Cognitive reframing is extremely effective, if you know how and when to use it.
Used properly – and consistently – it will help you eliminate negative thoughts, challenge limiting beliefs, and become a happier person.
Thoughts shape beliefs, beliefs shape emotions, and emotions shape behaviour. If you want to change something you think, feel, or do, start by using reframing to shape your thoughts.
Let’s get to it…
First Off… What IS Cognitive Reframing?
Cognitive reframing – also known as cognitive restructuring – is a psychological technique that allows you to actively reprogram your brain. In short, if you change your beliefs, you create a real, physical change in your brain.
Your brain is like a muscle with many different parts, and just like a muscle, the parts you use often get bigger and stronger. There was a study done on cab drivers in London, comparing their brain scans with brain scans of average people.
They found the brain area responsible for mapping and memorising routes (the hippocampus) is more developed in cab drivers. And not just more developed, but physically bigger.
When you think negative thoughts, you strengthen negative parts of your mind.

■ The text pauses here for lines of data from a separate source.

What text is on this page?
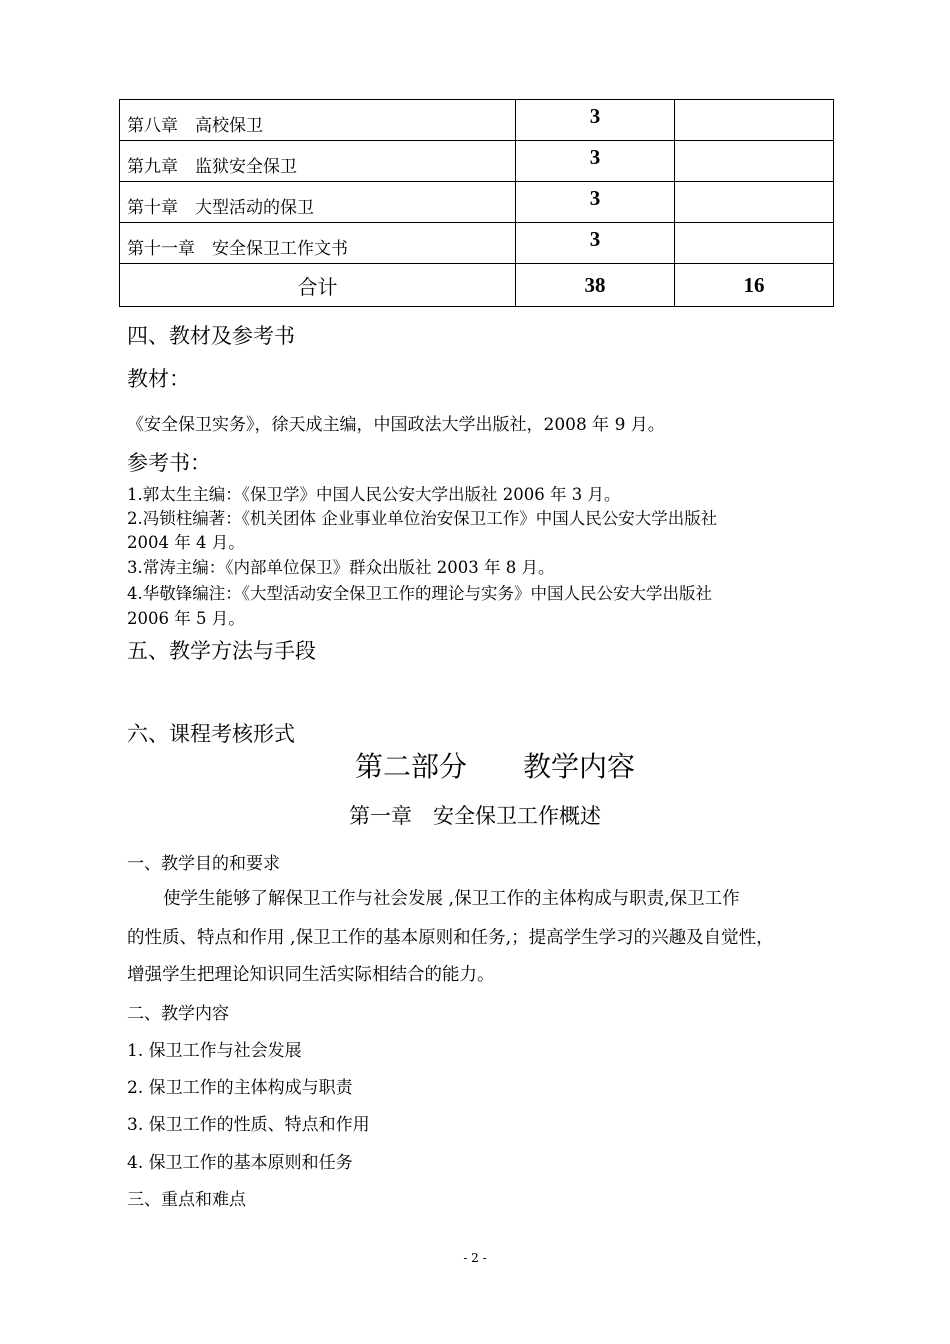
第八章　高校保卫	3	
第九章　监狱安全保卫	3	
第十章　大型活动的保卫	3	
第十一章　安全保卫工作文书	3	
合计	38	16
四、教材及参考书
教材：
《安全保卫实务》，徐天成主编，中国政法大学出版社，2008 年 9 月。
参考书：
1.郭太生主编：《保卫学》中国人民公安大学出版社 2006 年 3 月。
2.冯锁柱编著：《机关团体 企业事业单位治安保卫工作》中国人民公安大学出版社
2004 年 4 月。
3.常涛主编：《内部单位保卫》群众出版社 2003 年 8 月。
4.华敬锋编注：《大型活动安全保卫工作的理论与实务》中国人民公安大学出版社
2006 年 5 月。
五、教学方法与手段
六、课程考核形式
第二部分　　教学内容
第一章　安全保卫工作概述
一、教学目的和要求
使学生能够了解保卫工作与社会发展 ,保卫工作的主体构成与职责,保卫工作
的性质、特点和作用 ,保卫工作的基本原则和任务,；提高学生学习的兴趣及自觉性，
增强学生把理论知识同生活实际相结合的能力。
二、教学内容
1. 保卫工作与社会发展
2. 保卫工作的主体构成与职责
3. 保卫工作的性质、特点和作用
4. 保卫工作的基本原则和任务
三、重点和难点
- 2 -
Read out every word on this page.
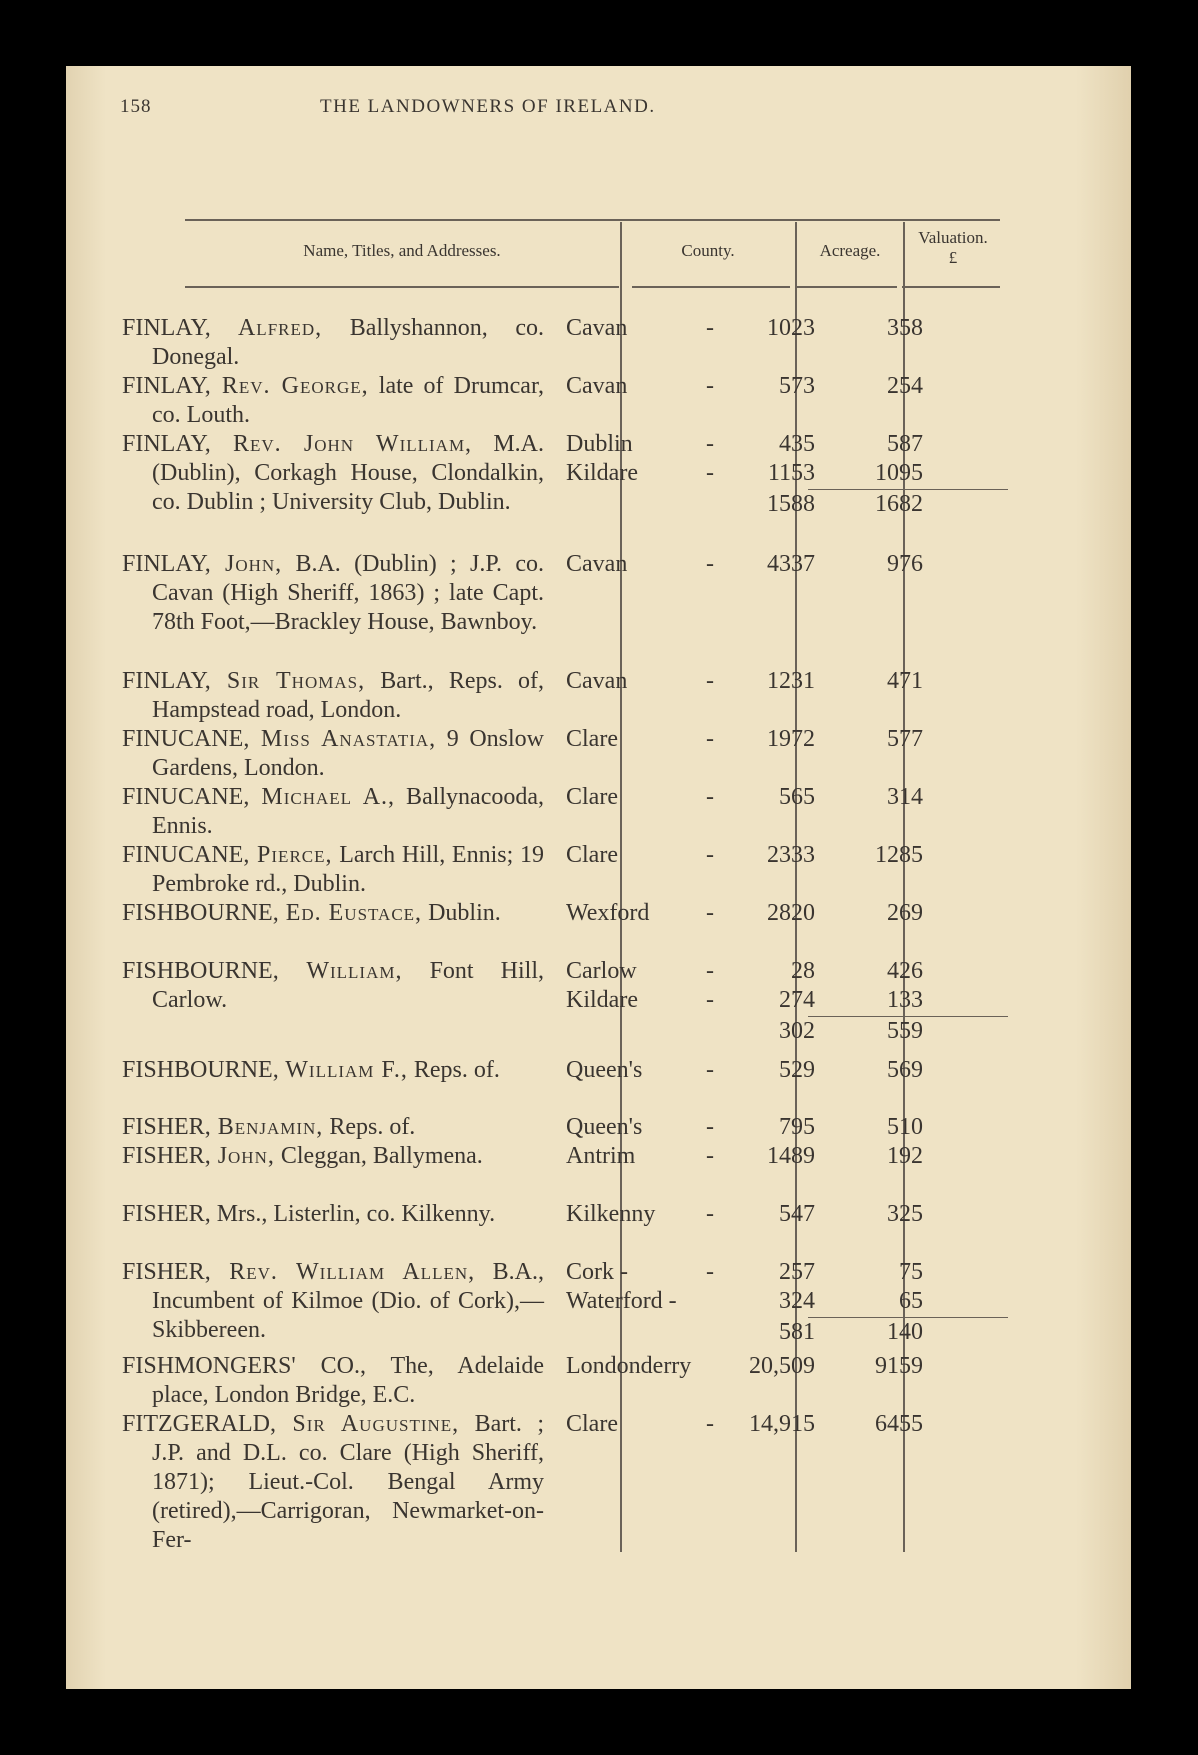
158	THE LANDOWNERS OF IRELAND.
Name, Titles, and Addresses.	County.	Acreage.
Valuation.
£
FINLAY, Alfred, Ballyshannon, co. Donegal.
Cavan	-	1023	358
FINLAY, Rev. George, late of Drumcar, co. Louth.
Cavan	-	573	254
FINLAY, Rev. John William, M.A. (Dublin), Corkagh House, Clondalkin, co. Dublin ; University Club, Dublin.
Dublin	-	435	587
Kildare	-	1153	1095
1588	1682
FINLAY, John, B.A. (Dublin) ; J.P. co. Cavan (High Sheriff, 1863) ; late Capt. 78th Foot,—Brackley House, Bawnboy.
Cavan	-	4337	976
FINLAY, Sir Thomas, Bart., Reps. of, Hampstead road, London.
Cavan	-	1231	471
FINUCANE, Miss Anastatia, 9 Onslow Gardens, London.
Clare	-	1972	577
FINUCANE, Michael A., Ballynacooda, Ennis.
Clare	-	565	314
FINUCANE, Pierce, Larch Hill, Ennis; 19 Pembroke rd., Dublin.
Clare	-	2333	1285
FISHBOURNE, Ed. Eustace, Dublin.	Wexford -	2820	269
FISHBOURNE, William, Font Hill, Carlow.
Carlow	-	28	426
Kildare	-	274	133
302	559
FISHBOURNE, William F., Reps. of.	Queen's	-	529	569
FISHER, Benjamin, Reps. of.	Queen's	-	795	510
FISHER, John, Cleggan, Ballymena.	Antrim	-	1489	192
FISHER, Mrs., Listerlin, co. Kilkenny.	Kilkenny -	547	325
FISHER, Rev. William Allen, B.A., Incumbent of Kilmoe (Dio. of Cork),—Skibbereen.
Cork -	-	257	75
Waterford -	324	65
581	140
FISHMONGERS' CO., The, Adelaide place, London Bridge, E.C.
Londonderry	20,509	9159
FITZGERALD, Sir Augustine, Bart. ; J.P. and D.L. co. Clare (High Sheriff, 1871); Lieut.-Col. Bengal Army (retired),—Carrigoran, Newmarket-on-Fer-
Clare	-	14,915	6455
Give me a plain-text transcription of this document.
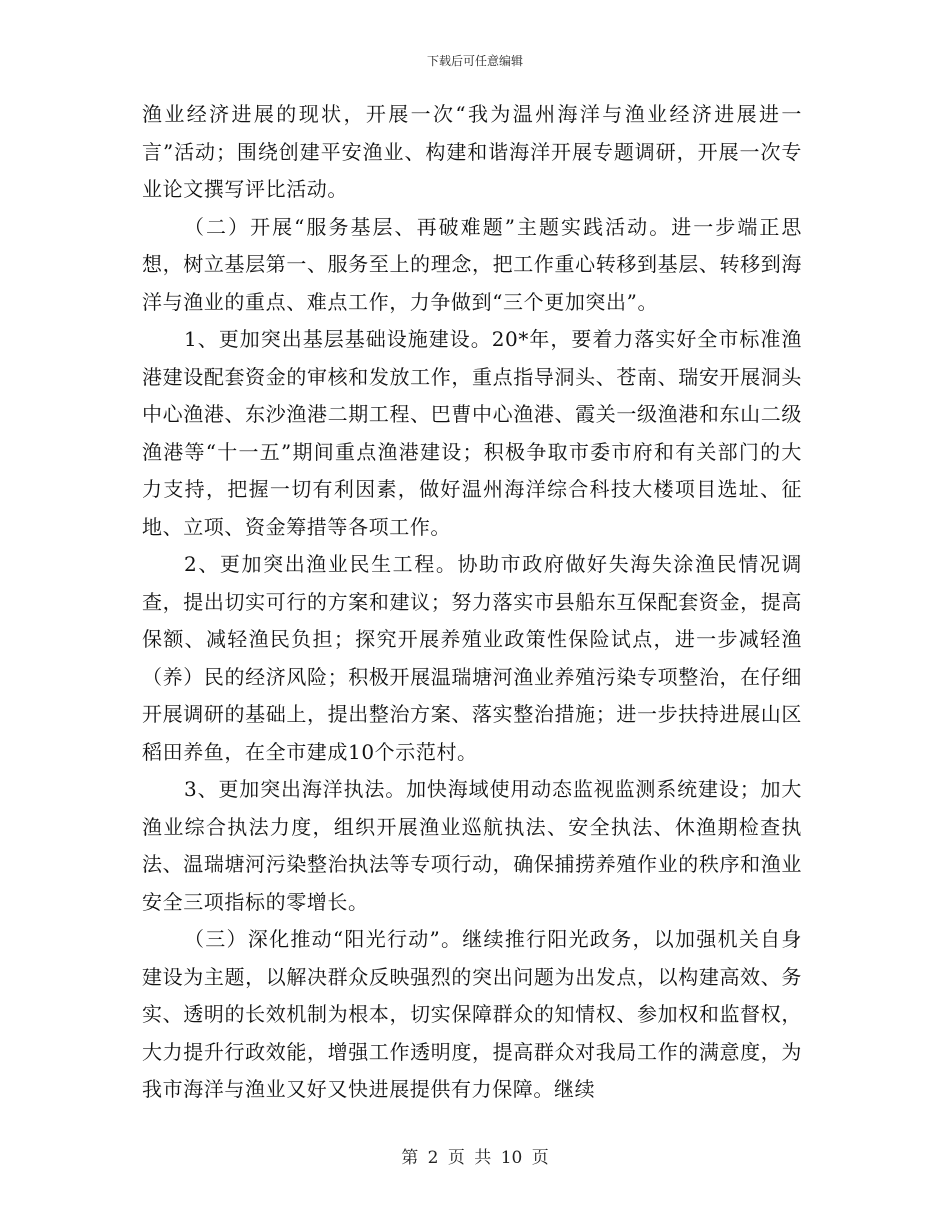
下载后可任意编辑

渔业经济进展的现状，开展一次“我为温州海洋与渔业经济进展进一言”活动；围绕创建平安渔业、构建和谐海洋开展专题调研，开展一次专业论文撰写评比活动。

（二）开展“服务基层、再破难题”主题实践活动。进一步端正思想，树立基层第一、服务至上的理念，把工作重心转移到基层、转移到海洋与渔业的重点、难点工作，力争做到“三个更加突出”。

1、更加突出基层基础设施建设。20*年，要着力落实好全市标准渔港建设配套资金的审核和发放工作，重点指导洞头、苍南、瑞安开展洞头中心渔港、东沙渔港二期工程、巴曹中心渔港、霞关一级渔港和东山二级渔港等“十一五”期间重点渔港建设；积极争取市委市府和有关部门的大力支持，把握一切有利因素，做好温州海洋综合科技大楼项目选址、征地、立项、资金筹措等各项工作。

2、更加突出渔业民生工程。协助市政府做好失海失涂渔民情况调查，提出切实可行的方案和建议；努力落实市县船东互保配套资金，提高保额、减轻渔民负担；探究开展养殖业政策性保险试点，进一步减轻渔（养）民的经济风险；积极开展温瑞塘河渔业养殖污染专项整治，在仔细开展调研的基础上，提出整治方案、落实整治措施；进一步扶持进展山区稻田养鱼，在全市建成10个示范村。

3、更加突出海洋执法。加快海域使用动态监视监测系统建设；加大渔业综合执法力度，组织开展渔业巡航执法、安全执法、休渔期检查执法、温瑞塘河污染整治执法等专项行动，确保捕捞养殖作业的秩序和渔业安全三项指标的零增长。

（三）深化推动“阳光行动”。继续推行阳光政务，以加强机关自身建设为主题，以解决群众反映强烈的突出问题为出发点，以构建高效、务实、透明的长效机制为根本，切实保障群众的知情权、参加权和监督权，大力提升行政效能，增强工作透明度，提高群众对我局工作的满意度，为我市海洋与渔业又好又快进展提供有力保障。继续

第 2 页 共 10 页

A negative thought becomes a negative belief, a negative belief becomes a negative emotion, a negative emotion becomes negative behaviour.
No matter what you want to change – something you do, something you feel, or something you believe, the change begins with your thoughts.
Let’s run through a mental exercise to see exactly how cognitive reframing works in real life. After the example, I’ll break the process down into steps so you’ll be able to apply them right away.
Say you’re telling your friend a story. You notice him looking around, and attribute it to disinterest. Seconds later, he checks his phone. Now you KNOW you’re boring, and feel embarrassed. You question yourself, and for the rest of the day you feel shitty and insecure.
In this situation, the conclusion seems bullet proof. But it isn’t so – the idea that your perception matches reality is called “naive realism”. The truth is, it’s all a matter of perception.
“Life is 10% what happens to you and 90% how you perceive what happens to you.”-Click to Tweet>
Cognitive Reframing in 5 Easy Steps
1) Learn About Basic Cognitive Errors
You don’t perceive reality accurately. Between what happens, you perceiving it, and you drawing conclusions about it, there’s a lot of room for mistakes. Here’s a list of common mental errors.
2) Develop Mental Awareness
Once you know what to be aware of, it’s time to start practising. A trained mind is like an exclusive club – before anyone gets in, they go through security.
That’s exactly what I’m asking you to do now. If you’re harbouring negative thoughts, it’s because your security is weak. You let in some lame ass people and they’re ruining your club.
3) Challenge Your Conclusions
This is the most important step of cognitive reframing. Once you understand the types of mental errors and develop an awareness of them, it’s time to start challenging your ideas.
In our example, challenging the ideas means looking at alternatives. Does your friend usually look around while you talk? Is it just you, or does he do it to other people? Is he usually attentive? Could he be expecting an important phone call or text? Could there be something going on he might not want to talk about?
Usually, this process happens at the subconscious level. Your brain would’ve quickly ran through these options, and based on your past experiences, brought the most likely scenario to your conscious awareness.
“My life has been filled with terrible misfortunes, most of which never happened.”-Click to Tweet>
4) Replace Faulty Beliefs
Faulty beliefs are the fuel of negative patterns. Find and replace the faulty beliefs, and you’ll free yourself from negative patterns in your life. The most extreme attempt at this was in the 1600’s, when some French guy named Descartes ran off into solitude in an attempt to examine and replace every single faulty belief he held.
A much less lonely option is to deal with negative beliefs as they come up. Each time you reframe a negative thought, you prevent one more brick being added to the wall.
If you really want to go next level and dive into your mind, think about WHY those negative beliefs came to mind in the first place.
5) Practical Tips
All of this is useless if you don’t use it. Here are some ways you can actively practice cognitive reframing right away, in your day to day life.
The Elastic Band Technique: Wear a rubber band around your wrist, and whenever you have a negative thought, snap it lightly. It’s not to hurt yourself, just a gentle physical sensation to raise awareness.
Watch Your Words: The language you use creates your reality. Do you really HATE your job? Is the food really disgusting, or just not that good? Are you really a useless idiot, or did you just make a mistake?
Look For Positives: On a day to day basis, whether you feel positive or negative is mostly a matter of perception. For every negative thought, there’s a positive counter, and vice versa. The state of your mind will reflect where you place your focus, so be mindful of your choices.
Dirty dishes – an annoying chore, or a sign that you’re eating well? Stuck in traffic – an infuriating combination of bad driving and bureaucratic incompetence, or time to relax and listen to a new podcast?